Сбежались соседи, примчались Зинаида Павловна и Матвей Софронович. Позвонили в клинику. Когда поздно вечером приехала зеленая машина и в дом вошли дюжие санитары. Николай Иванович встретил их с покорной улыбкой. Он давно утих, затравленно глядел на домашних, и в глазах его была жалкая виноватость перед ними.
— Простите, простите… — бормотал он, садясь в машину. — Простите меня… Зачем же презирать?.. Ведь это просто… просто «очистительная миссия»…
Еще дважды Николай Иванович выходил из больницы домой, но вскоре его вновь помещали в клинику, ибо рецедивы учащались и болезнь его прогрессировала. Последний раз его забрали в 1971 году и более не выпустили. Сперва Гера навещала его, Зинаида Павловна и Матвей Софронович тоже ездили к нему на свидания, но в последний год они перестали наведываться в клинику по той причине, что болезнь Николая Ивановича достигла той стадии, когда он перестал их узнавать, а видеть его самого было для близких несносной мукой: Николай Иванович совершенно лишился разума, и речь его представляла собой какое-то нечленораздельное мычание.
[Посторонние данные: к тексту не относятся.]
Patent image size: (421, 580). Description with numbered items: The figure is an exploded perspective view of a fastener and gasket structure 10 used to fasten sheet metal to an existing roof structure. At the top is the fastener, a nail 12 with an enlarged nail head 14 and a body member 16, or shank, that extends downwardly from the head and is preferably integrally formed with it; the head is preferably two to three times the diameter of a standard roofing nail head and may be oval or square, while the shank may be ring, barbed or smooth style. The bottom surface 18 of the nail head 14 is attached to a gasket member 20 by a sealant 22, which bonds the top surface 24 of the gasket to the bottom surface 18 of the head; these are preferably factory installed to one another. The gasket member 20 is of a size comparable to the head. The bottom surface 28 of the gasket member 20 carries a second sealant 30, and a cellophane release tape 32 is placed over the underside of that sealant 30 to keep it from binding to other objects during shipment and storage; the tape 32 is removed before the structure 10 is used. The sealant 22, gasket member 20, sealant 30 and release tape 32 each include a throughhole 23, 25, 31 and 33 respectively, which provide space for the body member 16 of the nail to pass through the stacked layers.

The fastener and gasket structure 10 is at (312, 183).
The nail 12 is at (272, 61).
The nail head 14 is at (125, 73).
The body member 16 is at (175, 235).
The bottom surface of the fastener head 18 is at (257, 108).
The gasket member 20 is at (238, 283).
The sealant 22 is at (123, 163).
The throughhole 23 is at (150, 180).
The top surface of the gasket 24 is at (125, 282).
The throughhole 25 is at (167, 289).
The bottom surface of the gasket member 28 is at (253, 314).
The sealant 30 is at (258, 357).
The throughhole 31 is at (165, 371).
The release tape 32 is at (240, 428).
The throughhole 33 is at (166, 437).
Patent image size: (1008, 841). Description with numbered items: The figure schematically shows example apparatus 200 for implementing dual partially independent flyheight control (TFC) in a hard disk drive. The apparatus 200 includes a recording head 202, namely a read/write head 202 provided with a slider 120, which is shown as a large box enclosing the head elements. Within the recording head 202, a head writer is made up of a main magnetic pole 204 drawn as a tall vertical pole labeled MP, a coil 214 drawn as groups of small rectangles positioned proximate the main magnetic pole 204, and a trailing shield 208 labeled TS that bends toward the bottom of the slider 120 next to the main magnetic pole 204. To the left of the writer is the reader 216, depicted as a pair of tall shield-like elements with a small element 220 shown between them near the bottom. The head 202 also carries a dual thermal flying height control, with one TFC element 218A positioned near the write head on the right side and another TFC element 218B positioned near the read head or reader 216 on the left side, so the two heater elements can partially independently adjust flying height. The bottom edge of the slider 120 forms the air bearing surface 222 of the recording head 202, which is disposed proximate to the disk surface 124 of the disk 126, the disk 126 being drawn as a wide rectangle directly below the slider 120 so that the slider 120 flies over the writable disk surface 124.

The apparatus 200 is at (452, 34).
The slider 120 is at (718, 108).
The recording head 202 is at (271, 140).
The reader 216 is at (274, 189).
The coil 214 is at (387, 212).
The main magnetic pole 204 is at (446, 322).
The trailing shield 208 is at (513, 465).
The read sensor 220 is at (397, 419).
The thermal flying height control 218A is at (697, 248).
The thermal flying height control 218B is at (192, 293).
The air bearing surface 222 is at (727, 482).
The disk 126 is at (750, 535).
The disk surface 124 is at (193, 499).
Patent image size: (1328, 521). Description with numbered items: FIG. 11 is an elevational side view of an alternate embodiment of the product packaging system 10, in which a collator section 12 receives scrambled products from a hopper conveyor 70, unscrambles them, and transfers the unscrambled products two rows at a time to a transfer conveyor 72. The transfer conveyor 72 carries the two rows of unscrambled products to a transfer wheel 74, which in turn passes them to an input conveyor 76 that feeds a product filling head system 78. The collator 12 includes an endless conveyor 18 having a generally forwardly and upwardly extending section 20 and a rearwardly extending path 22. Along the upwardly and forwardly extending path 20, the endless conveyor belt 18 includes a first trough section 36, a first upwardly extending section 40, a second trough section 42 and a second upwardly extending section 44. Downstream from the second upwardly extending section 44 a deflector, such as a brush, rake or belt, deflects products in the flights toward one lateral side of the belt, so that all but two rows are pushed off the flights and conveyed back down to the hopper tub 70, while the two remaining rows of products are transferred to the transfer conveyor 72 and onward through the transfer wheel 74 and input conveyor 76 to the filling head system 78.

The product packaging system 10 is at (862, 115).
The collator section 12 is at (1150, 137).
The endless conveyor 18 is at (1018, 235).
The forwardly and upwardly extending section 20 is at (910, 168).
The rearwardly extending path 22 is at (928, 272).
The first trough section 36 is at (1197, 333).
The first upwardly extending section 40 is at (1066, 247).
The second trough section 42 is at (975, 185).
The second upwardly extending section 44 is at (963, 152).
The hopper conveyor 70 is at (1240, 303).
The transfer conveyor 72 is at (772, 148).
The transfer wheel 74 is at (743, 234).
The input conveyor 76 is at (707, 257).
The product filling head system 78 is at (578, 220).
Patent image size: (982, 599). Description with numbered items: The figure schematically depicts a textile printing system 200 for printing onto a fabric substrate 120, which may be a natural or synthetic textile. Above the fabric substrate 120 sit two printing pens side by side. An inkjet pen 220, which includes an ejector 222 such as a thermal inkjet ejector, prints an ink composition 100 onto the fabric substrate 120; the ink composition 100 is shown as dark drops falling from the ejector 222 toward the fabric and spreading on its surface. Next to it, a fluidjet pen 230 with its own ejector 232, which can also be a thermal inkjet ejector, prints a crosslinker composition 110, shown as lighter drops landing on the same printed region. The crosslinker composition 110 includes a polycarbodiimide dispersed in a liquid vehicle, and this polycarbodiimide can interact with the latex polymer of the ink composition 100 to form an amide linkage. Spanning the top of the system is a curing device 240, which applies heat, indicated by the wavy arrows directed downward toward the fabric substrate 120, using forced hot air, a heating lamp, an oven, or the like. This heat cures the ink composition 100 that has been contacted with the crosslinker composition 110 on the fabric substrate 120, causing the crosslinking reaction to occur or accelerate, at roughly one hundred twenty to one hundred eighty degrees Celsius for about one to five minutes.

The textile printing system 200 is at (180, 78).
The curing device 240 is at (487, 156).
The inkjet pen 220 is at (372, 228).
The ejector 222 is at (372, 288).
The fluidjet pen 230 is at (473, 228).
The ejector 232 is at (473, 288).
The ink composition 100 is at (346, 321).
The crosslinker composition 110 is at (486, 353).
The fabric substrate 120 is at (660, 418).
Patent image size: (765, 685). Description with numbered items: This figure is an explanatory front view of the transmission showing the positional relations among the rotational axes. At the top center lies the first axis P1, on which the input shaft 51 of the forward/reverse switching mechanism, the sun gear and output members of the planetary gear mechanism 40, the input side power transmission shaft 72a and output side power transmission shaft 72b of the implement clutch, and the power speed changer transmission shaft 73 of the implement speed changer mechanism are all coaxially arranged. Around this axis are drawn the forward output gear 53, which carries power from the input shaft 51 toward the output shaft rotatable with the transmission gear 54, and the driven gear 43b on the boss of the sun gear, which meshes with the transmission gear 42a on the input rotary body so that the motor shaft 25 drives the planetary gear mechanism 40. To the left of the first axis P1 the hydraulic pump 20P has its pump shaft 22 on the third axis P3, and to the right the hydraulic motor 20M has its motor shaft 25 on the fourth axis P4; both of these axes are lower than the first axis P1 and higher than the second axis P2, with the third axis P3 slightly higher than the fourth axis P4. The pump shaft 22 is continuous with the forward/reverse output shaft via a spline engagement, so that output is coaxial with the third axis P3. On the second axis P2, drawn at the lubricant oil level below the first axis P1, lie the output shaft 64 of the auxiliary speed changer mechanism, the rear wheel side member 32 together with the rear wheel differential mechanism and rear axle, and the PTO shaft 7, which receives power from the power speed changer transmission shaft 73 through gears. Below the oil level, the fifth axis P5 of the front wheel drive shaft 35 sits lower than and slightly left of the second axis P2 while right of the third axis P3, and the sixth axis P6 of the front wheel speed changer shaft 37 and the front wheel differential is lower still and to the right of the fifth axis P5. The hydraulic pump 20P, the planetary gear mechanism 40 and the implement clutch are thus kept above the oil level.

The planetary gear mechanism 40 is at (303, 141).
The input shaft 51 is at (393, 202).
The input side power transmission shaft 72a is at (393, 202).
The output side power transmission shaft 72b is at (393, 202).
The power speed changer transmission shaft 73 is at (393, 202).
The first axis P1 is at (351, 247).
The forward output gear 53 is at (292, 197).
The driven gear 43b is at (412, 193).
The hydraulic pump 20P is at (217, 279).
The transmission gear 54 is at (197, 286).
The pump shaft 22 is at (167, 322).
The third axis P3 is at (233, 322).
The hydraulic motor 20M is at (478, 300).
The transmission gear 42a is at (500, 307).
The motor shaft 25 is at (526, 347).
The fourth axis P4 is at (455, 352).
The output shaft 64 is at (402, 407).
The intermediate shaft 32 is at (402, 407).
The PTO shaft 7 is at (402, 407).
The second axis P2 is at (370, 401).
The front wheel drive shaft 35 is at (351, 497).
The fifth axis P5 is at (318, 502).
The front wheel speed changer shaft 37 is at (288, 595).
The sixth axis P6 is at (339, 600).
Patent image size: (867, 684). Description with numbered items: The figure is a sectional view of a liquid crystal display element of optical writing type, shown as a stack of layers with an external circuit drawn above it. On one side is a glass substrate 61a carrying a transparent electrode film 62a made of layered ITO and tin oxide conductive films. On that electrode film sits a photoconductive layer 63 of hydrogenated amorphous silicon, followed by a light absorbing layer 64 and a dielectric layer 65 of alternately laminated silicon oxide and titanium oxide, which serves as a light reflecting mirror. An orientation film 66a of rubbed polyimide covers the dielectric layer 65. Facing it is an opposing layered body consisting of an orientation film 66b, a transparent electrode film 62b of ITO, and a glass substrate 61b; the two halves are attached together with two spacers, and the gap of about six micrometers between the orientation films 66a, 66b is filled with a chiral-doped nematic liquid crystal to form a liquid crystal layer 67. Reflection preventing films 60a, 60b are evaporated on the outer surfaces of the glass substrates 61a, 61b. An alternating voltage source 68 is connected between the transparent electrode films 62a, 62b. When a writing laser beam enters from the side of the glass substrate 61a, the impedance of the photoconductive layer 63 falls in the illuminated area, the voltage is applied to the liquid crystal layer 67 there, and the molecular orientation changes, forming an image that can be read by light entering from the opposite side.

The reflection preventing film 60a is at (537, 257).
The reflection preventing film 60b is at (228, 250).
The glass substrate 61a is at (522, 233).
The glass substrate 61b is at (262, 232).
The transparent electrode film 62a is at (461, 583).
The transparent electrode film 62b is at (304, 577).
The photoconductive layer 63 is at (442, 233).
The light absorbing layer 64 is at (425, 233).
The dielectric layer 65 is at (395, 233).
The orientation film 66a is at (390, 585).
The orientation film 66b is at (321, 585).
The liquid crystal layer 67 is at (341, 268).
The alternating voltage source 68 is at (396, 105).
В один из морозных февральских дней профессор Артемов вел у себя в лечебнице показательный обход больных со студентами-практикантами.
Профессор Артемов и двое его ассистентов переходили, сопровождаемые толпой студентов, из палаты в палату, представляли студентам больных, излагали симптомы болезни и методы лечения. Потом профессор Артемов долго беседовал со студентами, разместившись с ними в небольшом зало, где обычно показывали фильмы выздоравливающим, отвечал на их многочисленные вопросы, и все это заняло у него полный день.
Когда, простившись со студентами, он подходил к своему кабинету, в коридоре навстречу ему поднялась со стула женщина.
— Здравствуйте, профессор, — ровным голосом сказала она и скупо улыбнулась. — Я давно ожидаю вас, Можно с вами поговорить?
— Пожалуйста, пожалуйста, — профессор отпер дверь и пропустил ее в кабинет.
Она показалась ему знакомой, но вспомнить, где он видел эту красивую женщину, он не мог.
— Присядьте, пожалуйста, — указал он ей на стул.
Женщина села, сняла перчатки, расстегнула верхнюю пуговицу котиковой шубки.
— Я вижу, вы меня не узнаете, профессор, — сказала она. — Я — Зинина, у вас почти уже три года безвыходно находится мой муж.
Теперь профессор узнал ее. Жена Зинина осталась такой же красивой, какой была семь лет назад, когда впервые пришла к нему, обеспокоенная странным поведением мужа.
— Да-да, я помню вас, — начал он и умолк, подыскивая слова, которые в какой-то мере смягчили бы удар от того, что предстояло ей сейчас услышать о муже.
Но она опередила его, сказав:
— Я знаю, профессор: мой муж больше не вернется домой.
— Да, вы правы, — сказал профессор, сочувствуя ей. — К сожалению, болезнь не поддается лечению. Ваш муж до конца своих дней останется в клинике.
— Я знаю, — сказала она. — Поэтому мне нужна от вас справка для суда.